Find and classify singularities, calculate their residues

Question

$f(z) = \frac{(cos(z)-1)sin(z)}{e^{3z}z^4(z-\pi)^2}$
Approach
Singularities of denominator at $z=0$ of order $4$, $z=\pi$ of order $2$.
Singularities of numerator at $z=0$ of order $3$.
Gives overall singularities at $z=0$ of order $1$ and $z=\pi$ of order $2$.
$0$ is a simple pole and $\pi$ a Dual-pole(not sure on terminology)
I'm not 100% sure if these poles have been classified correctly and how to find their respective residues.

Answer 1

You've probably mixed up those notions. Your answer shows that you need to revise the definitions. Remember that isolated singularities are the isolated points on which your functions is not defined. The reason that the given function has singularities is because the denominator becomes $0$ at those points and thus $f$ can't be defined there.
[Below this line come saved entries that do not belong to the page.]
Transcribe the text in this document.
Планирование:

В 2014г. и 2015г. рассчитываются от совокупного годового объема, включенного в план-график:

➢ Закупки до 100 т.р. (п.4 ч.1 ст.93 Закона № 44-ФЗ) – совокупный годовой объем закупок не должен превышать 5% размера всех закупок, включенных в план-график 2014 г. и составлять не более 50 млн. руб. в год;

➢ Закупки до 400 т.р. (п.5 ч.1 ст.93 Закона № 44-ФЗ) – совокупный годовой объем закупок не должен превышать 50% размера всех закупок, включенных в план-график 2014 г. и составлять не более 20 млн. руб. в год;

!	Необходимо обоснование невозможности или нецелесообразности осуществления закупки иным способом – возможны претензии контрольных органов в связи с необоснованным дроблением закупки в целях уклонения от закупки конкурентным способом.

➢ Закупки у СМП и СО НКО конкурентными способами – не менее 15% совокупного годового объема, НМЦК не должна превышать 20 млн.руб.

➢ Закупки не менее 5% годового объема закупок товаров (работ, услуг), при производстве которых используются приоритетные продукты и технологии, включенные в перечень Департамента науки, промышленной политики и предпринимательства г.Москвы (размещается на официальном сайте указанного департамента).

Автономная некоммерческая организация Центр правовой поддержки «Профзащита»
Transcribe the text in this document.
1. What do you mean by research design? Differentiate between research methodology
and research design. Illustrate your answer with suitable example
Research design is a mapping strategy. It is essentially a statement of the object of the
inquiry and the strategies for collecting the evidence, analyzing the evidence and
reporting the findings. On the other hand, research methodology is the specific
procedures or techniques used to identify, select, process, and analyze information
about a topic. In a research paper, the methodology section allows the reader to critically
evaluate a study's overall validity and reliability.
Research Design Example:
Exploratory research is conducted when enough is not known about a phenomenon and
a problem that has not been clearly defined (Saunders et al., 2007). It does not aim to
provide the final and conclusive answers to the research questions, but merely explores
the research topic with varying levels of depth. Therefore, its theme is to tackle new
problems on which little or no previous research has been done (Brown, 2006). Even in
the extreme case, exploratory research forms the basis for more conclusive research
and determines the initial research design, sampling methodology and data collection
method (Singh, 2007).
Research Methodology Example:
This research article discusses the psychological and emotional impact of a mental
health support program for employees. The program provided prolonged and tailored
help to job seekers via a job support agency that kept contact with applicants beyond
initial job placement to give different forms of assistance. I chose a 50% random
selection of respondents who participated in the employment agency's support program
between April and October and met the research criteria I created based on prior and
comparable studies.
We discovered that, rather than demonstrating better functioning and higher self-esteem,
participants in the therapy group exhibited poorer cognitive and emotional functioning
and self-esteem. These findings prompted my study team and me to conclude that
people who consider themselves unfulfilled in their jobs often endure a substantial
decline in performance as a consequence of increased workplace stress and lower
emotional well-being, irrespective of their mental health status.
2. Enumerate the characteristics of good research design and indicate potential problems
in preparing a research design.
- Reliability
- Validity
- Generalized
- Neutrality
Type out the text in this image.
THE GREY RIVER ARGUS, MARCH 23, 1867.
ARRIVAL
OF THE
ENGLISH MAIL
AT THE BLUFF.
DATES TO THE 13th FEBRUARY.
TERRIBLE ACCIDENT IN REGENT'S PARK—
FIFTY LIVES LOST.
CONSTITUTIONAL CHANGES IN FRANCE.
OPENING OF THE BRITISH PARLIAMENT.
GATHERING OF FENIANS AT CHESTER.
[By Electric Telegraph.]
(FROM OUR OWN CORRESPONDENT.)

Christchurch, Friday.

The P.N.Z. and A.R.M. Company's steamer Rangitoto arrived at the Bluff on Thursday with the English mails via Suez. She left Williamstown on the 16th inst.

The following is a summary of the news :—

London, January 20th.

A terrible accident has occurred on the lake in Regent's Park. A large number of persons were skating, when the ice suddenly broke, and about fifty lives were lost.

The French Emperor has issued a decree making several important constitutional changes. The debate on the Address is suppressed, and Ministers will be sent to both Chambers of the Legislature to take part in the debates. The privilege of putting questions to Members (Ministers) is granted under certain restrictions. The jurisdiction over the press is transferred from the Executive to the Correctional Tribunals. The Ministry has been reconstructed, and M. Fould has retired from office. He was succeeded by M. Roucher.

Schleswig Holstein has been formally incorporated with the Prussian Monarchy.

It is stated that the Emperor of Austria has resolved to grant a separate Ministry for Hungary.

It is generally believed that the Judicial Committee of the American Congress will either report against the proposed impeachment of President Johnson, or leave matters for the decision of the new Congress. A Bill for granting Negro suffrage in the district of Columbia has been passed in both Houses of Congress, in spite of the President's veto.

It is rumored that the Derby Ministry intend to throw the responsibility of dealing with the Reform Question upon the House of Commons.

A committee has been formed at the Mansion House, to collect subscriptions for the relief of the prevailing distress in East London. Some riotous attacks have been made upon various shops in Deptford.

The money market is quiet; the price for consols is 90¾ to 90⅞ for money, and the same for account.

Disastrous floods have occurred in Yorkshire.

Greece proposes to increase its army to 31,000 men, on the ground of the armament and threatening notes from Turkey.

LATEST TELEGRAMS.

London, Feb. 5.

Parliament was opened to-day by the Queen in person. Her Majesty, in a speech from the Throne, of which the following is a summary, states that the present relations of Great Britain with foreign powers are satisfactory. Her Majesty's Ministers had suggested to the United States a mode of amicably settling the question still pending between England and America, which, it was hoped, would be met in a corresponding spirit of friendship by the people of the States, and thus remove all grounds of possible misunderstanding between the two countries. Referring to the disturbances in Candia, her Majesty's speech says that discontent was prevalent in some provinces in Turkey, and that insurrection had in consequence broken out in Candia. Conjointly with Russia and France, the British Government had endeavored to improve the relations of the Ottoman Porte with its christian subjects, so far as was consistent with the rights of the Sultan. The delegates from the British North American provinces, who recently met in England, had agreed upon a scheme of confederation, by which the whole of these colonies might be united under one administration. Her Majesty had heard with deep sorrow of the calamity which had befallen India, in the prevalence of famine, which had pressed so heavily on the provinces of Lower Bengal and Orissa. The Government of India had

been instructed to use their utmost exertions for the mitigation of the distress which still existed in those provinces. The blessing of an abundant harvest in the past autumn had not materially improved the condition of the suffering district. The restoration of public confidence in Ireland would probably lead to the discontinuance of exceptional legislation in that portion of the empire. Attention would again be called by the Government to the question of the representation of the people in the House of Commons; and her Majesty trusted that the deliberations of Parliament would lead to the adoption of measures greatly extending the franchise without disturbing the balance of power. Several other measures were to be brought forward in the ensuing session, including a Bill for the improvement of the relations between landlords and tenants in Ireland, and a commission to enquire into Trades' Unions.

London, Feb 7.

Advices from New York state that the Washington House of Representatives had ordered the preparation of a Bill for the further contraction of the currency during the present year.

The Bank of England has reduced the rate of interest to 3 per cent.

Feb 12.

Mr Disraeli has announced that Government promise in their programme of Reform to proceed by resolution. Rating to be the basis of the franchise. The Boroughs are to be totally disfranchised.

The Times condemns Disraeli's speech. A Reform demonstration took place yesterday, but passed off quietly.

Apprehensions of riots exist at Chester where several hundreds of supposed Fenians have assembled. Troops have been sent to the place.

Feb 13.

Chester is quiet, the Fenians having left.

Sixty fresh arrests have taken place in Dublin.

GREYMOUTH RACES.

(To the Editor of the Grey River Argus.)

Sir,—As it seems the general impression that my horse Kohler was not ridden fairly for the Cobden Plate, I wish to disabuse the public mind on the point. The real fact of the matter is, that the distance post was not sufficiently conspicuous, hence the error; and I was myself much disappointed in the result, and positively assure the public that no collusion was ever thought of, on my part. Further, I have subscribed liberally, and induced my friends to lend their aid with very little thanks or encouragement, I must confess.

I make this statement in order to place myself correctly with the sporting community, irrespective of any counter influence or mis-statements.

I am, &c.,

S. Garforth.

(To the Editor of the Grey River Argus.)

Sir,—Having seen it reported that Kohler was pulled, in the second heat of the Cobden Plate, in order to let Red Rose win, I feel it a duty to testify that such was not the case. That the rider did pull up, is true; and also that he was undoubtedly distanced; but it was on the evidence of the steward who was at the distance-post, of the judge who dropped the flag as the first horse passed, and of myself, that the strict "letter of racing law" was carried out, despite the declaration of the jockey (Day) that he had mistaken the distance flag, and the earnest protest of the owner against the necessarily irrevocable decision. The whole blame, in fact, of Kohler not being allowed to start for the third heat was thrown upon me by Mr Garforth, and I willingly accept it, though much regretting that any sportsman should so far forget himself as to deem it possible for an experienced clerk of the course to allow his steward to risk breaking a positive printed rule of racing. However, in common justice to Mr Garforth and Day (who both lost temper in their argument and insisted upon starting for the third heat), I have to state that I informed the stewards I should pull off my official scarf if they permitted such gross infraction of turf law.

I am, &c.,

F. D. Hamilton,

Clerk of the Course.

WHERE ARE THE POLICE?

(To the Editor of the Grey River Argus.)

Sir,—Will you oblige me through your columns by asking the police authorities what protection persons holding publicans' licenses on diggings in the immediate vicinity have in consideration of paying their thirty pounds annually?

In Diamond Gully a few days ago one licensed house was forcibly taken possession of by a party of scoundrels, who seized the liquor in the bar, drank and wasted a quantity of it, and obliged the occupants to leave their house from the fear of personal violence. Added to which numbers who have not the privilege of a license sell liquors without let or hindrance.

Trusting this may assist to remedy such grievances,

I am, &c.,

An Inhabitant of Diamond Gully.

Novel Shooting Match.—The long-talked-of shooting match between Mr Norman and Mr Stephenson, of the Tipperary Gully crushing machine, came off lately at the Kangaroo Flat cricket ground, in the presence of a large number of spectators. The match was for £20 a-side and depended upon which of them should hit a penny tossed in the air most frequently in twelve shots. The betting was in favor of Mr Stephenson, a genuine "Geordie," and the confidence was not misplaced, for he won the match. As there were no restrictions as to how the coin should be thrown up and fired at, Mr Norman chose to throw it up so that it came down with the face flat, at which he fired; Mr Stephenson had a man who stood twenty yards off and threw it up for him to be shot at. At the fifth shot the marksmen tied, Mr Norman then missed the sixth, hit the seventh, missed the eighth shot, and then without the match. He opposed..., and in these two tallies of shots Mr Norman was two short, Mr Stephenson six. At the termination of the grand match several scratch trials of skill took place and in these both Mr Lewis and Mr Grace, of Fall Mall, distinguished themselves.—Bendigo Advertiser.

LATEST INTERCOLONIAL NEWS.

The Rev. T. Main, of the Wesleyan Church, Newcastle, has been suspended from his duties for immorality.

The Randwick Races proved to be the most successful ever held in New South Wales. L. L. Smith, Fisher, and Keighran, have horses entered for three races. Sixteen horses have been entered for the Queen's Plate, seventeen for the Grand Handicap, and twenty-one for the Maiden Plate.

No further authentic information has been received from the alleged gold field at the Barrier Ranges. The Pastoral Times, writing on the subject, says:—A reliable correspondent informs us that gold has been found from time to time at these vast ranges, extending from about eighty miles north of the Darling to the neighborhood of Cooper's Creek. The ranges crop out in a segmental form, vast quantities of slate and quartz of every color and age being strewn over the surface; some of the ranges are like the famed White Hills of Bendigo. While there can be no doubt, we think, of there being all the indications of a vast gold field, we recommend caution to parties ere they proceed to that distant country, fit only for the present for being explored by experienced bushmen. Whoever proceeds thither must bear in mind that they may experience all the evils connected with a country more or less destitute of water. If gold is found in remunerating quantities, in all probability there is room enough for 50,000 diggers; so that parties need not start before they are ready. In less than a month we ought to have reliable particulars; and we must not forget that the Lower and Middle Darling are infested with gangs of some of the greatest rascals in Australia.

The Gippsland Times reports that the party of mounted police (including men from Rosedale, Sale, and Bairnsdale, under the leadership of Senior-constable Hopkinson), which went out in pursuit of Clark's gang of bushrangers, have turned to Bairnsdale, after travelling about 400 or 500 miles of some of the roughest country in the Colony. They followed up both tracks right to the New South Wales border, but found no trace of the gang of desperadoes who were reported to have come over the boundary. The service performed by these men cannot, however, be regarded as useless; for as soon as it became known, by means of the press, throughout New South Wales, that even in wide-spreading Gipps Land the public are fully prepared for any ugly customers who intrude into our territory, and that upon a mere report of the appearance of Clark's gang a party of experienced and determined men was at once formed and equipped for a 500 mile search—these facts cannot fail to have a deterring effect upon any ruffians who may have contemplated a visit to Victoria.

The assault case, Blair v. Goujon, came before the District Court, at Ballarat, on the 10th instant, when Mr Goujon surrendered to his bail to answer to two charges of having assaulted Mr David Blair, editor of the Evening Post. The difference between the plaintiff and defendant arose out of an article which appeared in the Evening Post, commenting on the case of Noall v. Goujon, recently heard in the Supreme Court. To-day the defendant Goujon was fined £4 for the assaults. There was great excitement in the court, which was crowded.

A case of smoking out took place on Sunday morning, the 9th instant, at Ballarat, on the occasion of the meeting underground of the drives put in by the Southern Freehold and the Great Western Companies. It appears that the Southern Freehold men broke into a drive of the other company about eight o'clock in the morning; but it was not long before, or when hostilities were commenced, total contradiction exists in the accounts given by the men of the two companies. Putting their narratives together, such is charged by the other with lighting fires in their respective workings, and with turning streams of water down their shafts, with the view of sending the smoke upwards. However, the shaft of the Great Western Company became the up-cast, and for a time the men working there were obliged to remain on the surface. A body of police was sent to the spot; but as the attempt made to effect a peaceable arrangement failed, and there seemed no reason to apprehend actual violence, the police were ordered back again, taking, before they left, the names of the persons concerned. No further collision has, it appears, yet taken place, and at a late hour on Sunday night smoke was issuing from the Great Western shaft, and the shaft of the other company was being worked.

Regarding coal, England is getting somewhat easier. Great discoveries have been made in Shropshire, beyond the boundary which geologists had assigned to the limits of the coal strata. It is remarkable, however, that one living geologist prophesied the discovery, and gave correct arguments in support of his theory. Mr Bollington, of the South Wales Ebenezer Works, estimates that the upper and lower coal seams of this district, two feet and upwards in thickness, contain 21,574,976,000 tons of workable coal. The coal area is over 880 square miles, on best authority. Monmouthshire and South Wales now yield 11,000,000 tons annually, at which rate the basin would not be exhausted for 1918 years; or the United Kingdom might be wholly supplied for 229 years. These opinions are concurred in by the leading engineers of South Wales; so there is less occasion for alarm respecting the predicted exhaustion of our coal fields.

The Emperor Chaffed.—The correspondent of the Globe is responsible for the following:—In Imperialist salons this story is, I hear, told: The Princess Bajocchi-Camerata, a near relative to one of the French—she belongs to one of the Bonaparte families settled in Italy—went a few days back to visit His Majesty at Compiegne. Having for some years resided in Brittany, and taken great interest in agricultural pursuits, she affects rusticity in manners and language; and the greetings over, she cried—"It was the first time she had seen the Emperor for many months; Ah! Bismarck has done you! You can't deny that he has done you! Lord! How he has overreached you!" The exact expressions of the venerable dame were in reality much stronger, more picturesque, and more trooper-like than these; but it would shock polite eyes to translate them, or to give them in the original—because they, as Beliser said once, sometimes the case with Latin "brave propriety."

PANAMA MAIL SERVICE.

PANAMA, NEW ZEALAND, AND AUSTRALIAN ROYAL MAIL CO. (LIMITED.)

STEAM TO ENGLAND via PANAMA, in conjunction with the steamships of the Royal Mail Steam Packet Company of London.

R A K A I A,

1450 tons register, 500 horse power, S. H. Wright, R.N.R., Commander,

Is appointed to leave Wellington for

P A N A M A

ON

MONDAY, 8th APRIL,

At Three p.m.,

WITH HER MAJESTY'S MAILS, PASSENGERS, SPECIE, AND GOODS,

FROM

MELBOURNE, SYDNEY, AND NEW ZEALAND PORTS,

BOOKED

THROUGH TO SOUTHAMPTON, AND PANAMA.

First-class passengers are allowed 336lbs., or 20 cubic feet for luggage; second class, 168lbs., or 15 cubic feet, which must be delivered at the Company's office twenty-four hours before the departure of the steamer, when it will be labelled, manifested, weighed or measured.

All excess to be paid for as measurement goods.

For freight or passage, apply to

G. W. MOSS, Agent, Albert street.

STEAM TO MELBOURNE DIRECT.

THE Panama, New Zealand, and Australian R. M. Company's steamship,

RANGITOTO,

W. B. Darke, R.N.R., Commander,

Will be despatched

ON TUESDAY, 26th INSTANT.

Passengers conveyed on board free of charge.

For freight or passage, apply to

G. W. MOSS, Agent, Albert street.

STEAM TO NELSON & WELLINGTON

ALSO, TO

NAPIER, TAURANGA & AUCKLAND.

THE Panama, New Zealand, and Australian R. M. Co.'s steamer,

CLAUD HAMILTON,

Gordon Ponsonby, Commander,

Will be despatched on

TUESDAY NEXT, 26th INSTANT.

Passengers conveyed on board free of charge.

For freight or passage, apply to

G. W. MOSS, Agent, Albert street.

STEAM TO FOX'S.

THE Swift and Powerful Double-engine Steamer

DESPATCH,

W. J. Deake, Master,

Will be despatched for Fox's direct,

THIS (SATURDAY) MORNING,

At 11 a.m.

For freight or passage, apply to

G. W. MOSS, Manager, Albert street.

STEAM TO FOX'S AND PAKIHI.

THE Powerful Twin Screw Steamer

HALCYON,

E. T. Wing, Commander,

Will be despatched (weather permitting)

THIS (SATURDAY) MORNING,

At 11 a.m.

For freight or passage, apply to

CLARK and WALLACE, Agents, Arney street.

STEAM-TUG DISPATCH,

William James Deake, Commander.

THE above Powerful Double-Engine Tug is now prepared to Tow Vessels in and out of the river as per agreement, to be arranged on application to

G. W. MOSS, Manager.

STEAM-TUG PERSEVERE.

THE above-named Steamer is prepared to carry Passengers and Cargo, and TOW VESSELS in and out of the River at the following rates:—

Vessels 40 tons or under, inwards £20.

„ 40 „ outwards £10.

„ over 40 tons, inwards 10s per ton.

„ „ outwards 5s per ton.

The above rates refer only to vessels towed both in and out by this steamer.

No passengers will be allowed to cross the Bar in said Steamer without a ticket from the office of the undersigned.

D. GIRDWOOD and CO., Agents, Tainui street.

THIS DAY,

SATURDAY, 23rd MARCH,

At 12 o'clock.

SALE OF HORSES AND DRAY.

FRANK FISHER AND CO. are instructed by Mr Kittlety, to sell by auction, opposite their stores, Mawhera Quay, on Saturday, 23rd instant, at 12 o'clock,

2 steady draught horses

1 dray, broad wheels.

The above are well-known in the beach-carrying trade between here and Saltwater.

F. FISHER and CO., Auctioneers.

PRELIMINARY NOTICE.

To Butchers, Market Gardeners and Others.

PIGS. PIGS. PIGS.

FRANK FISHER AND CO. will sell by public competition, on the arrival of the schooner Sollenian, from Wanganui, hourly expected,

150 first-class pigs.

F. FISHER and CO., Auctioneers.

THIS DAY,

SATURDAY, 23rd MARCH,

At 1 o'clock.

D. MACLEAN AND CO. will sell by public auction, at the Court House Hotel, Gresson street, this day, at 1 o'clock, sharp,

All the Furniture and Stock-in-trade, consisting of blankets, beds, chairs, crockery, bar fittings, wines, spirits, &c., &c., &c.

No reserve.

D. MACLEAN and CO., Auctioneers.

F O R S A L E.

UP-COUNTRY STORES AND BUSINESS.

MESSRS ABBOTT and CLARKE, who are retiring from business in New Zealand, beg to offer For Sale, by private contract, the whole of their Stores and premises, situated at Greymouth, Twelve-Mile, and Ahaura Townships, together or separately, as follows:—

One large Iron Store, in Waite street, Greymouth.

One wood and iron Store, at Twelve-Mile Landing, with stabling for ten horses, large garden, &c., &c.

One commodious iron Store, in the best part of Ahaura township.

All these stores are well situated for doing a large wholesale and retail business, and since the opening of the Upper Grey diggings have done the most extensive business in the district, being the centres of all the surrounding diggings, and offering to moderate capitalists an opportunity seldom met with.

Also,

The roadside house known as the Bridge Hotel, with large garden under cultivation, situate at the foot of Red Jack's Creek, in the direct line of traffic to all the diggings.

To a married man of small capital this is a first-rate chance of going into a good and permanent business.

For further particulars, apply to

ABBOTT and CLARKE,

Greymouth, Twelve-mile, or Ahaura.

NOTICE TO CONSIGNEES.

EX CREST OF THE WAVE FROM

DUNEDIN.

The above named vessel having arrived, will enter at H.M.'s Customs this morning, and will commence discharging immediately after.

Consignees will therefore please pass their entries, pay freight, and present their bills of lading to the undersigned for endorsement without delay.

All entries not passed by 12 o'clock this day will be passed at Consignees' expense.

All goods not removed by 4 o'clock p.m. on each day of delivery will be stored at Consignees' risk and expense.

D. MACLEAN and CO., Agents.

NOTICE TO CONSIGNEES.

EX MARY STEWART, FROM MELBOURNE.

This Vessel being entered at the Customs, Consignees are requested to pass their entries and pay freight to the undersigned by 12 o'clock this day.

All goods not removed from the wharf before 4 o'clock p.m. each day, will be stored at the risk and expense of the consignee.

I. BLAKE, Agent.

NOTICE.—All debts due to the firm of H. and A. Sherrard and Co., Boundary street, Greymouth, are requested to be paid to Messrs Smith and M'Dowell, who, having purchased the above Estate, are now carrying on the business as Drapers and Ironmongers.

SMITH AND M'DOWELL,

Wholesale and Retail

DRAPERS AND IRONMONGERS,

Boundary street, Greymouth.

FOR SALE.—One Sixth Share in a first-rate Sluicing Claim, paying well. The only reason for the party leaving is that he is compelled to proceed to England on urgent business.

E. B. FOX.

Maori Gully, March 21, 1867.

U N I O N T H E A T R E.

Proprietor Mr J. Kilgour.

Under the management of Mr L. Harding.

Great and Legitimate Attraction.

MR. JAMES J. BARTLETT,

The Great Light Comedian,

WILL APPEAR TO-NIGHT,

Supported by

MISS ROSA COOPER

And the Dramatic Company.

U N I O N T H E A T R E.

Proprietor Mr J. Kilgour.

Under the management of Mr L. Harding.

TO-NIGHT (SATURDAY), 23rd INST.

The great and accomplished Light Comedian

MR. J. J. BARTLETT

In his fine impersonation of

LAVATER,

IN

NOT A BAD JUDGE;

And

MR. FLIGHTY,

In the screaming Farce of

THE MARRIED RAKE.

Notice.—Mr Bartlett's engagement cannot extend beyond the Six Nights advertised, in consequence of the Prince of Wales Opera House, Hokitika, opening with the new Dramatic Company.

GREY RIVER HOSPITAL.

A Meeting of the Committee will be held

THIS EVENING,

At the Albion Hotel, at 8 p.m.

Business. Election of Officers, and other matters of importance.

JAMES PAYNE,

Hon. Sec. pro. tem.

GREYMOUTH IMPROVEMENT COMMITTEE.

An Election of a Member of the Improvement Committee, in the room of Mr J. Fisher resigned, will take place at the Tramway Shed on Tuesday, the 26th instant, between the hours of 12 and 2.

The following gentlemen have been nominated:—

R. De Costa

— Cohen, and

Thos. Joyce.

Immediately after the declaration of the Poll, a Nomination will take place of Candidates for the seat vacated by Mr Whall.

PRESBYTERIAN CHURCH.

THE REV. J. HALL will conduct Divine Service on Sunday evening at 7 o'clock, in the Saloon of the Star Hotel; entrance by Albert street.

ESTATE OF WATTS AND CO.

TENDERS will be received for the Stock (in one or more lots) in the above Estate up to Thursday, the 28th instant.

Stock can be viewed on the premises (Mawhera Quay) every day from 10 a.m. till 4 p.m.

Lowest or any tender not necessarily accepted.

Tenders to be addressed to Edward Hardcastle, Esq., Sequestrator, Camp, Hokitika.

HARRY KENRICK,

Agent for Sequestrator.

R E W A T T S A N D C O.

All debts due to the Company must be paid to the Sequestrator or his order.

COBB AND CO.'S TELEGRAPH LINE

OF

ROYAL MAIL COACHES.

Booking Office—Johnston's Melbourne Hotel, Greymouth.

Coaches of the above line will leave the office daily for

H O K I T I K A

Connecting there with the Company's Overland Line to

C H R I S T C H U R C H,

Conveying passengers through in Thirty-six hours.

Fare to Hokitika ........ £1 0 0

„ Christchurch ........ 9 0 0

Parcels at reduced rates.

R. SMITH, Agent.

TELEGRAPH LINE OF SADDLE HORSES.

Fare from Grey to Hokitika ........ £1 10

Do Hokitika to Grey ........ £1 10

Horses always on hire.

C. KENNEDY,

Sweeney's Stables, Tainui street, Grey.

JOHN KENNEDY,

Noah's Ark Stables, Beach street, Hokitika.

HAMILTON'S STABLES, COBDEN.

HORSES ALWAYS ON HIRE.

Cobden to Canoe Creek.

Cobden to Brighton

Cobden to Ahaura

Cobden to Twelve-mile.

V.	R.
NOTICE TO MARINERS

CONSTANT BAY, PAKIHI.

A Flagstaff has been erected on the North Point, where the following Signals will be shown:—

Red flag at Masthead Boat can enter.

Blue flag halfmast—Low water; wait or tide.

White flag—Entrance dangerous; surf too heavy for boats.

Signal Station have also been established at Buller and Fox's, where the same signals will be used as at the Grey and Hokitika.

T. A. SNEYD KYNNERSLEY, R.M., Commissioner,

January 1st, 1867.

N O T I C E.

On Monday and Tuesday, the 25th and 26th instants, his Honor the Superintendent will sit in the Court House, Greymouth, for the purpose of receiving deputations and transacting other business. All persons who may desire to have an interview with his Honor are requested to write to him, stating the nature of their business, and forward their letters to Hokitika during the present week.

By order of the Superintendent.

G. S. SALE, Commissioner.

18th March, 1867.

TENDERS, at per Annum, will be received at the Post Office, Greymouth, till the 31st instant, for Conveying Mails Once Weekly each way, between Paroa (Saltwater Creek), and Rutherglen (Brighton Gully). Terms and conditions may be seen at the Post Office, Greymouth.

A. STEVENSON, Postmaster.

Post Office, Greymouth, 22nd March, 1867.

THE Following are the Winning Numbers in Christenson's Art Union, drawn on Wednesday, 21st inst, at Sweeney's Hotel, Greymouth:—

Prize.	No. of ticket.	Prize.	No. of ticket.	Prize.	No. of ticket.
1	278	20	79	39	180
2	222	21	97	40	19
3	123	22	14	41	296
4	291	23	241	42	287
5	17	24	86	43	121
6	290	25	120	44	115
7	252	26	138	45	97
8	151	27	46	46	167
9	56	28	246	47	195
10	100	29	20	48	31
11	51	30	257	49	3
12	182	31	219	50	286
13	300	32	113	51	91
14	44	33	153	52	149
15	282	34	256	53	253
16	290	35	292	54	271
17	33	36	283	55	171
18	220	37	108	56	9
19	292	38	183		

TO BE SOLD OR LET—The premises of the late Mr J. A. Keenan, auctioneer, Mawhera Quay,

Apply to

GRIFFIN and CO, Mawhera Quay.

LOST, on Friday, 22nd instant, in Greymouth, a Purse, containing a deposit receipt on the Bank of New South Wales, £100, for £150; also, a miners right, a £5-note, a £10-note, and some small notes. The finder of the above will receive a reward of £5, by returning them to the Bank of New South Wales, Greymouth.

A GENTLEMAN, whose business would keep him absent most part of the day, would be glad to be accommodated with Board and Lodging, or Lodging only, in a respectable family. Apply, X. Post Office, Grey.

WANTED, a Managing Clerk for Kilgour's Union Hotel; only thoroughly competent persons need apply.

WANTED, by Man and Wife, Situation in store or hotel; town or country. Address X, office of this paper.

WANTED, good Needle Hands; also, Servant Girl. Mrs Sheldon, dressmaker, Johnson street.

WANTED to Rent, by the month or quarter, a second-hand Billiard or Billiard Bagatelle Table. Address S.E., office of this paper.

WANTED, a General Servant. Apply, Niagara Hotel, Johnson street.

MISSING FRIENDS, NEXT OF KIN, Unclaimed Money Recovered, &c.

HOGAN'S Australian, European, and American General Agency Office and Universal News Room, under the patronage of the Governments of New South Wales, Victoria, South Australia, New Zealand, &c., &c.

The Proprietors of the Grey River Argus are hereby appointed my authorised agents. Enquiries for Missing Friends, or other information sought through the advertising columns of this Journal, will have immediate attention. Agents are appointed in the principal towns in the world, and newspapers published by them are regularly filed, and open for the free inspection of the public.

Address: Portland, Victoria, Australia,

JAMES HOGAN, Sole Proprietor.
The enumerator is fine;

So $f$ has 2 isolated singularities: at point $0$, that is a pole of order $4$ and at point $\pi$, that is a pole of order $2$. To calculate the residues, remember the following formula (you may try to prove it inductively):

If $f:G\to\mathbb{C}$ has a pole of order $m$ at point $z_0$, then it is $$Res(f;z_0)=\lim_{z\to z_0}\bigg{(}\frac{(z-z_0)^mf(z)}{(m-1)!}\bigg{)}^{(m-1)}$$ where the $(m-1)$ up there denotes the $m-1$ order derivative.